Diamo qualche cifra per capire l’entità del fenomeno. In Zanzibar un hotel di lusso può arrivare a consumare fino a 3.195 litri di acqua per camera al giorno; il consumo medio di una famiglia nel Paese è di 93,2 litri di acqua al giorno. Gli alberghi vengono pattugliati per evitare atti di vandalismo, la gente del posto è esasperata. Quattro abitanti di un villaggio sono morti dopo aver consumato acqua di pozzo contaminata, questo è il sospetto, proprio dalle acque reflue degli alberghi presenti nelle vicinanze.

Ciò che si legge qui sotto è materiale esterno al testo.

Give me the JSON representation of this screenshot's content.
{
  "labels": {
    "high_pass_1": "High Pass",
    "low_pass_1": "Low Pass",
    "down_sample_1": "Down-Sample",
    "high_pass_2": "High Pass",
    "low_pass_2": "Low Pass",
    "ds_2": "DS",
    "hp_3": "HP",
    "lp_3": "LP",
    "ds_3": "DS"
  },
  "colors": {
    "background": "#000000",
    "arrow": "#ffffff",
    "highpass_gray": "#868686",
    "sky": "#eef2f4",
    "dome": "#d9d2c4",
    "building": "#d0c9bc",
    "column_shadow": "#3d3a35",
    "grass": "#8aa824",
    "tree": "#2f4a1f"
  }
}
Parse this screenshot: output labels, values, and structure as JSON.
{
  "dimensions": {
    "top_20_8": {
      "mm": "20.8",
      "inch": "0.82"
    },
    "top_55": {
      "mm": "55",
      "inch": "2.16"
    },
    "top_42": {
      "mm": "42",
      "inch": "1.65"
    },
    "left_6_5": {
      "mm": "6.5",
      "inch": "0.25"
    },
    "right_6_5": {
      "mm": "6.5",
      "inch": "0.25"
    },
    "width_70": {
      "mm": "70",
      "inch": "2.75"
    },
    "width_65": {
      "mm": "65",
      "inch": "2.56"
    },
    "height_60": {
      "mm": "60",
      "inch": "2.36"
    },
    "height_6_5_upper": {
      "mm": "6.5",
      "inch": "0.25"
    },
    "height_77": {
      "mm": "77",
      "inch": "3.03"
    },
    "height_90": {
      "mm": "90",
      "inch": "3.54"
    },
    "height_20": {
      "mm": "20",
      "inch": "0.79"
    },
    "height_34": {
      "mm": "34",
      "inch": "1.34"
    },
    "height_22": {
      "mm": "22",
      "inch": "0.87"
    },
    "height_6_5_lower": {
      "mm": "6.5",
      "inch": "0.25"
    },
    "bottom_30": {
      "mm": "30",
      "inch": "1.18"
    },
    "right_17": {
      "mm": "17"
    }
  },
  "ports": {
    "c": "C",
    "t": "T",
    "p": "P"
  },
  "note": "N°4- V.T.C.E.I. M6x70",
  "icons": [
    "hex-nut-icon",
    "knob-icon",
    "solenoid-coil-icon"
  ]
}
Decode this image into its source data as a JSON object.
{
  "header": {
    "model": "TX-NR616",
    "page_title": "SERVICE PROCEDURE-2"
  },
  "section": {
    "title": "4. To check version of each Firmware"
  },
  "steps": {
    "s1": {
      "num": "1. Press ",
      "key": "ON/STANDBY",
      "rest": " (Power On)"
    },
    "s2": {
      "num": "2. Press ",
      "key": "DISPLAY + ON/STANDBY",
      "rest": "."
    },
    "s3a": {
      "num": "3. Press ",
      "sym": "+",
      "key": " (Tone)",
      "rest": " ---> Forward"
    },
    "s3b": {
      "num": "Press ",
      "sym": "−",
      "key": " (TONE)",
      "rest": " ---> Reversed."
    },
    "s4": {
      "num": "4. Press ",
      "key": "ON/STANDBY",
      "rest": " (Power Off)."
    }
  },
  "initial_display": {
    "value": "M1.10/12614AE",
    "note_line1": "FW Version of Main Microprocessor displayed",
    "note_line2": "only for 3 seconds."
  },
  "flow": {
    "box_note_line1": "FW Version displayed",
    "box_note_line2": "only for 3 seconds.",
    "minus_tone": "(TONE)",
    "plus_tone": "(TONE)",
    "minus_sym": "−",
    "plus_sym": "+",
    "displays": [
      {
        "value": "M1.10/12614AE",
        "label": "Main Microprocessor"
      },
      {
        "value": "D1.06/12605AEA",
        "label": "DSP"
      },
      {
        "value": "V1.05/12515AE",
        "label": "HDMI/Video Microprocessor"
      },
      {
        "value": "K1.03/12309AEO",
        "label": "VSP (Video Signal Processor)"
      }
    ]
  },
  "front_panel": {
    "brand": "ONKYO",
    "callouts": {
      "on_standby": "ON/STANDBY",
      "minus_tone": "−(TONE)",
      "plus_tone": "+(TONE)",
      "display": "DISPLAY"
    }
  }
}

A Goa, in India, un resort a cinque stelle consuma circa 1785 litri di acqua per persona al giorno, il consumo pro capite degli abitanti è di solo 14 litri di acqua al giorno. I pozzi comunitari subiscono un progressivo abbandono proprio a causa dell’inquinamento delle falde acquifere. A Kerala, in India, vanno di moda le case galleggianti per i turisti, altamente inquinanti per le acque, influiscono anche sulla pesca e dunque sulle economie locali.

A Bali, in Indonesia, vanno perduti 1000 ettari di risaie all’anno a causa dell’aumento dei prezzi dei terreni e del dirottamento, sempre più massiccio, delle acque verso i resort. In Gambia le donne sono costrette a mettersi in coda sin dalle quattro del mattino alle fontanelle. La maggior parte degli hotel dispone invece di pozzi privati e pompe ma spesso non paga il conto dell’acqua, risorse finanziarie che invece sarebbero a dir poco necessarie per il miglioramento delle infrastrutture dell’acqua pubblica.

Tourism Concern chiede una gestione più democratica e partecipata delle risorse idriche a Governi e industria turistica. Qui i principi chiave per l’equità nella distribuzione dell’acqua nelle località turistiche dei Paesi in via di sviluppo. Tutti richiamano ad un obiettivo comune: il turismo non deve mai compromettere la disponibilità idrica delle popolazioni locali, al fine di tutelare la salute pubblica, ambientale e l’economia agricola e ittica. Noi possiamo evitare di finanziare il turismo insostenibile, optando per un turismo rispettoso delle comunità locali.